ValidateXml 2.0.0

Bundle
org.apache.nifi | nifi-standard-nar
Description
Validates XML contained in a FlowFile. By default, the XML is contained in the FlowFile content. If the 'XML Source Attribute' property is set, the XML to be validated is contained in the specified attribute. It is not recommended to use attributes to hold large XML documents; doing so could adversely affect system performance. Full schema validation is performed if the processor is configured with the XSD schema details. Otherwise, the only validation performed is to ensure the XML syntax is correct and well-formed, e.g. all opening tags are properly closed.
Tags
schema, validation, xml, xsd
Input Requirement
REQUIRED
Supports Sensitive Dynamic Properties
false
  • Additional Details for ValidateXml 2.0.0

    ValidateCsv

    Usage Information

    In order to fully validate XML, a schema must be provided. The ValidateXML processor allows the schema to be specified in the property ‘Schema File’. The following example illustrates how an XSD schema and XML data work together.

    Example XSD specification

    <xs:schema xmlns:xs="http://www.w3.org/2001/XMLSchema" targetNamespace="http://namespace/1"
               xmlns:tns="http://namespace/1" elementFormDefault="unqualified">
        <xs:element name="bundle" type="tns:BundleType"></xs:element>
    
        <xs:complexType name="BundleType">
            <xs:sequence>
                <xs:element name="node" type="tns:NodeType" maxOccurs="unbounded" minOccurs="0"></xs:element>
            </xs:sequence>
        </xs:complexType>
        <xs:complexType name="NodeType">
            <xs:sequence>
                <xs:element name="subNode" type="tns:SubNodeType" maxOccurs="unbounded" minOccurs="0"></xs:element>
            </xs:sequence>
        </xs:complexType>
        <xs:complexType name="SubNodeType">
            <xs:sequence>
                <xs:element name="value" type="xs:string"></xs:element>
            </xs:sequence>
        </xs:complexType>
    </xs:schema>
    

    Given the schema defined in the above XSD, the following are valid XML data.

    <ns:bundle xmlns:ns="http://namespace/1">
        <node>
            <subNode>
                <value>Hello</value>
            </subNode>
            <subNode>
                <value>World!</value>
            </subNode>
        </node>
    </ns:bundle>
    
    <ns:bundle xmlns:ns="http://namespace/1">
        <node>
            <subNode>
                <value>Hello World!</value>
            </subNode>
        </node>
    </ns:bundle>
    

    The following are invalid XML data.
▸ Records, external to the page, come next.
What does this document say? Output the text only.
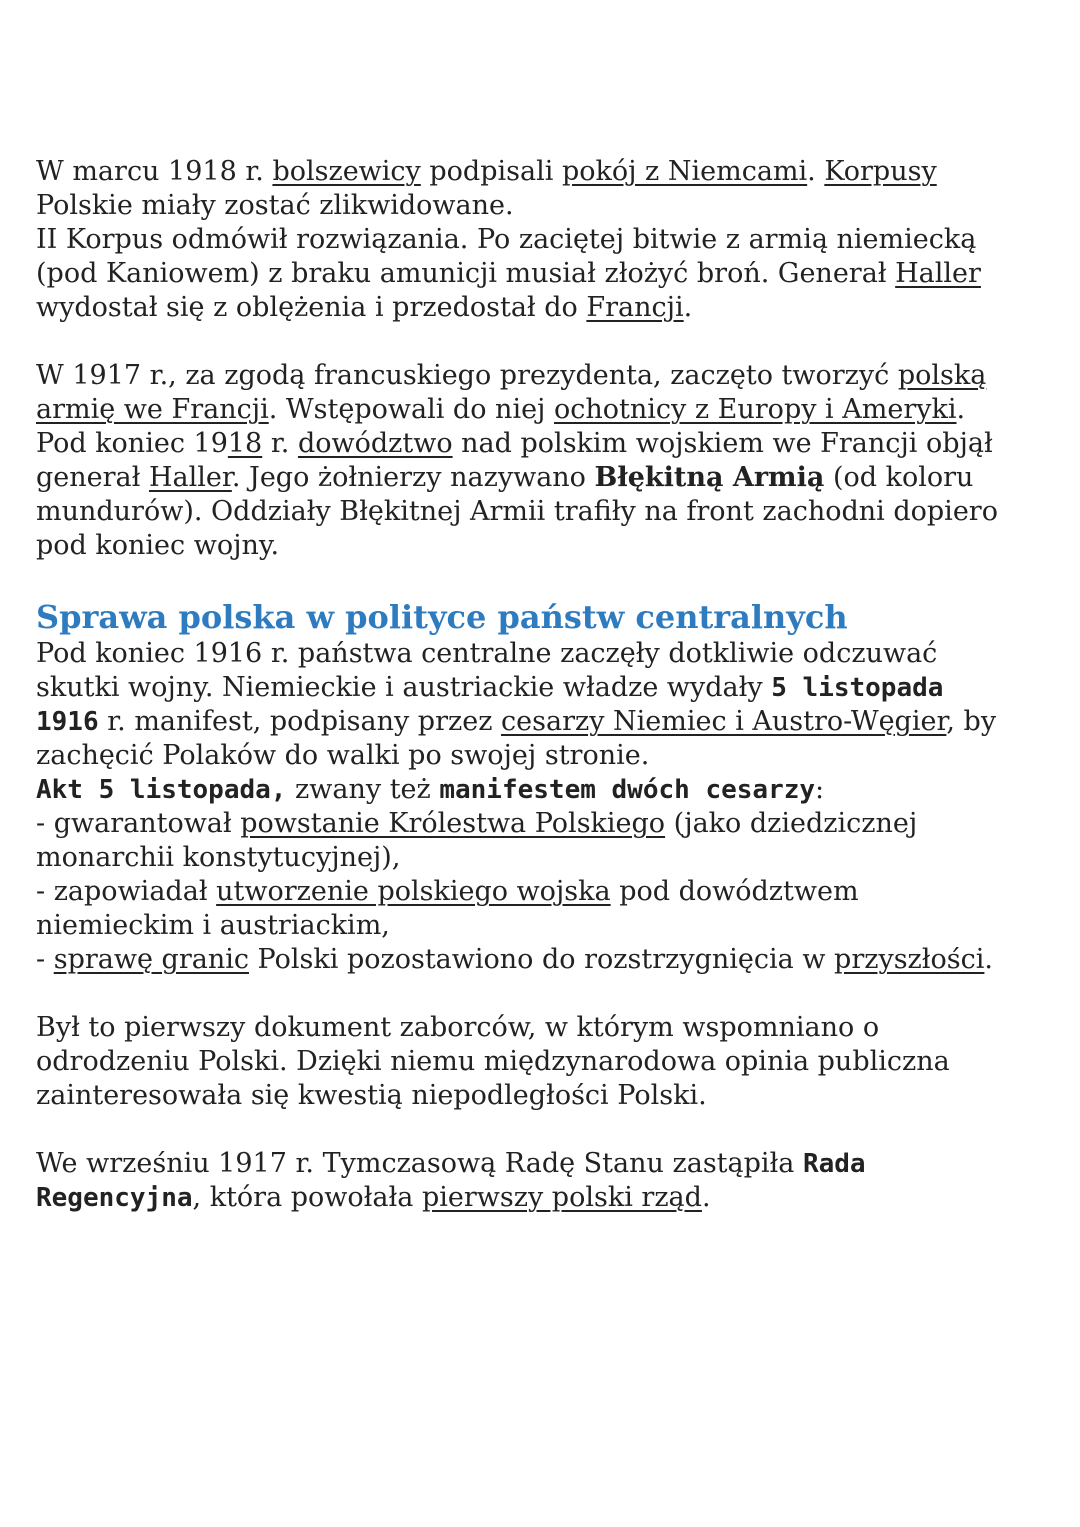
W marcu 1918 r. bolszewicy podpisali pokój z Niemcami. Korpusy

Polskie miały zostać zlikwidowane.

II Korpus odmówił rozwiązania. Po zaciętej bitwie z armią niemiecką

(pod Kaniowem) z braku amunicji musiał złożyć broń. Generał Haller

wydostał się z oblężenia i przedostał do Francji.

W 1917 r., za zgodą francuskiego prezydenta, zaczęto tworzyć polską

armię we Francji. Wstępowali do niej ochotnicy z Europy i Ameryki.

Pod koniec 1918 r. dowództwo nad polskim wojskiem we Francji objął

generał Haller. Jego żołnierzy nazywano Błękitną Armią (od koloru

mundurów). Oddziały Błękitnej Armii trafiły na front zachodni dopiero

pod koniec wojny.

Sprawa polska w polityce państw centralnych

Pod koniec 1916 r. państwa centralne zaczęły dotkliwie odczuwać

skutki wojny. Niemieckie i austriackie władze wydały 5 listopada

1916 r. manifest, podpisany przez cesarzy Niemiec i Austro-Węgier, by

zachęcić Polaków do walki po swojej stronie.

Akt 5 listopada, zwany też manifestem dwóch cesarzy:

- gwarantował powstanie Królestwa Polskiego (jako dziedzicznej

monarchii konstytucyjnej),

- zapowiadał utworzenie polskiego wojska pod dowództwem

niemieckim i austriackim,

- sprawę granic Polski pozostawiono do rozstrzygnięcia w przyszłości.

Był to pierwszy dokument zaborców, w którym wspomniano o

odrodzeniu Polski. Dzięki niemu międzynarodowa opinia publiczna

zainteresowała się kwestią niepodległości Polski.

We wrześniu 1917 r. Tymczasową Radę Stanu zastąpiła Rada

Regencyjna, która powołała pierwszy polski rząd.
The resulting validatexml.invalid.error attribute is shown.

    <ns:bundle xmlns:ns="http://namespace/1">
        <node>Hello World!</node>
    </ns:bundle>
    
    validatexml.invalid.error: cvc-complex-type.2.3: Element 'node' cannot have character \[children\], because the type's content type is element-only.
    
    <ns:bundle xmlns:ns="http://namespace/1">
        <node>
            <value>Hello World!</value>
        </node>
    </ns:bundle>
    
    validatexml.invalid.error: cvc-complex-type.2.4.a: Invalid content was found starting with element 'value'. One of '{subNode}' is expected.
    
Properties
System Resource Considerations
Resource Description
MEMORY While this processor supports processing XML within attributes, it is strongly discouraged to hold large amounts of data in attributes. In general, attribute values should be as small as possible and hold no more than a couple hundred characters.
Restrictions
Required Permission Explanation
reference remote resources Schema configuration can reference resources over HTTP
Relationships
Name Description
invalid FlowFiles that are not valid according to the specified schema or contain invalid XML are routed to this relationship
valid FlowFiles that are successfully validated against the schema, if provided, or verified to be well-formed XML are routed to this relationship
Writes Attributes
Name Description
validatexml.invalid.error If the flow file is routed to the invalid relationship the attribute will contain the error message resulting from the validation failure.